On ne va pas bouder notre plaisir de se voir proposer le salut par les vaccins, il demeure que ce salut demeure très incertain. D’une part, on ne sait pas encore si l’efficacité à protéger des formes sévères de la Covid sera au rendez-vous avec les nombreuses mutations de ce coronavirus, et pour quelle durée d’immunité procurée, ni si ces vaccins empêchent la transmission de la maladie, en plus de protéger la personne vaccinée.

D’autre part, on est dépourvu de recul sur l’importance des effets indésirables des vaccins notamment issus de cette technologie de l’ARN messager. Pour l’heure, seul le vaccin AstraZeneca à vecteurs viraux, qui a été testé sur la population écossaise, présenterait des risques de cas graves de formation de caillots sanguins, ce qui vient de conduire le Danemark, la Norvège et l’Islande à suspendre par précaution et jusqu’à nouvel ordre son utilisation.

Sur ce dernier point, le fait que les labos aient obtenus une clause de non responsabilité financière en cas d’effets indésirables, n’est pas propice à une confiance aveugle.

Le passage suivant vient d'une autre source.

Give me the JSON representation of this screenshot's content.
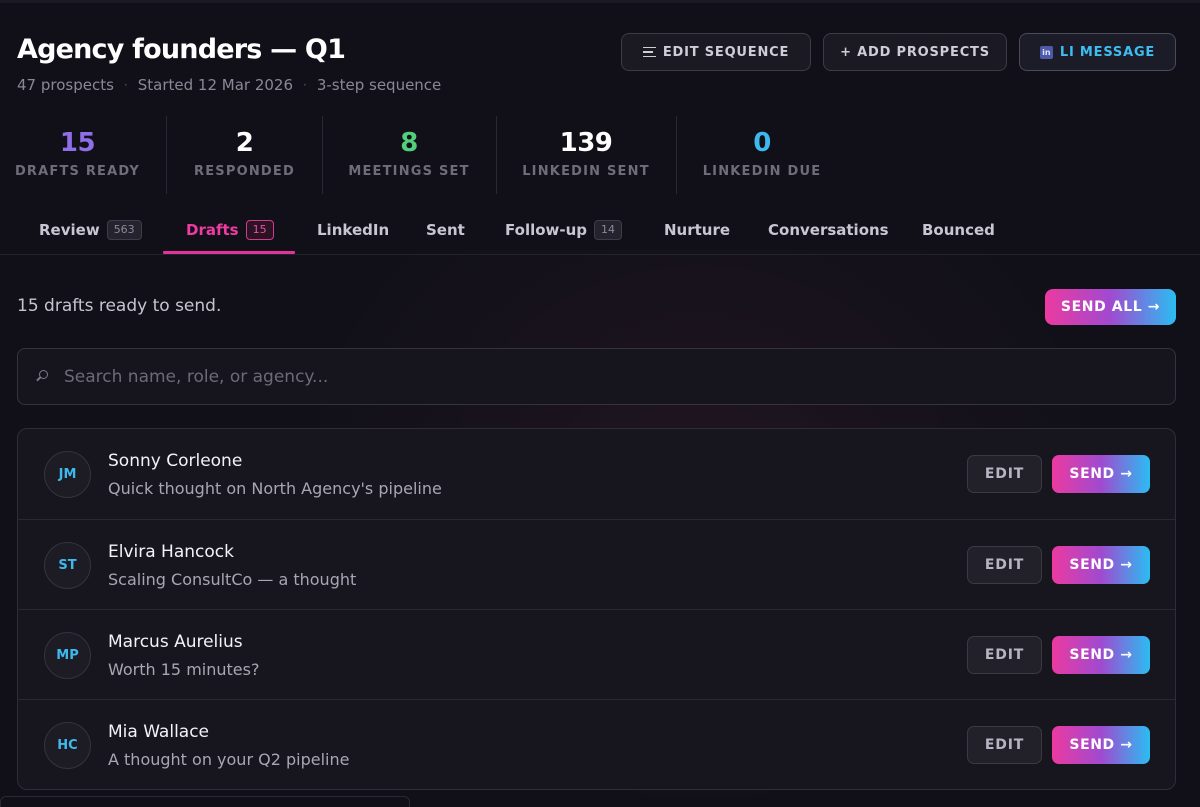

Selon les décodeurs du Monde, c’est le cas aux États-Unis, mais pas en Europe où les négociateurs affirment qu’une telle clause de négociations (tenues secrètes) n’a pas été accordée mais que l’Europe, autrement dit les États, contribuerait à l’indemnisation le cas échéant.

Pour revenir aux fondamentaux, si j'en juge la dernière estimation par l'Institut Pasteur de la proportion de personnes infectées au SRAS-Cov2 (17%, 30% en région parisienne, très variable suivant les âges, et des taux de létalité qui en découlent), notre tranche d'âge conserve environ 99% de survie (1% de taux de létalité), ce qui est plutôt rassérénant.

Bref, que ça marche ou non, on ira se faire vacciner un peu dans le même état d’esprit que celui des ancêtres protestants « mal convertis » de Gabriel, faisant baptiser leurs enfants après la révocation de l’édit de Nantes et l’enfer des dragonnades, avec l’espoir qu’on leur foute enfin la paix.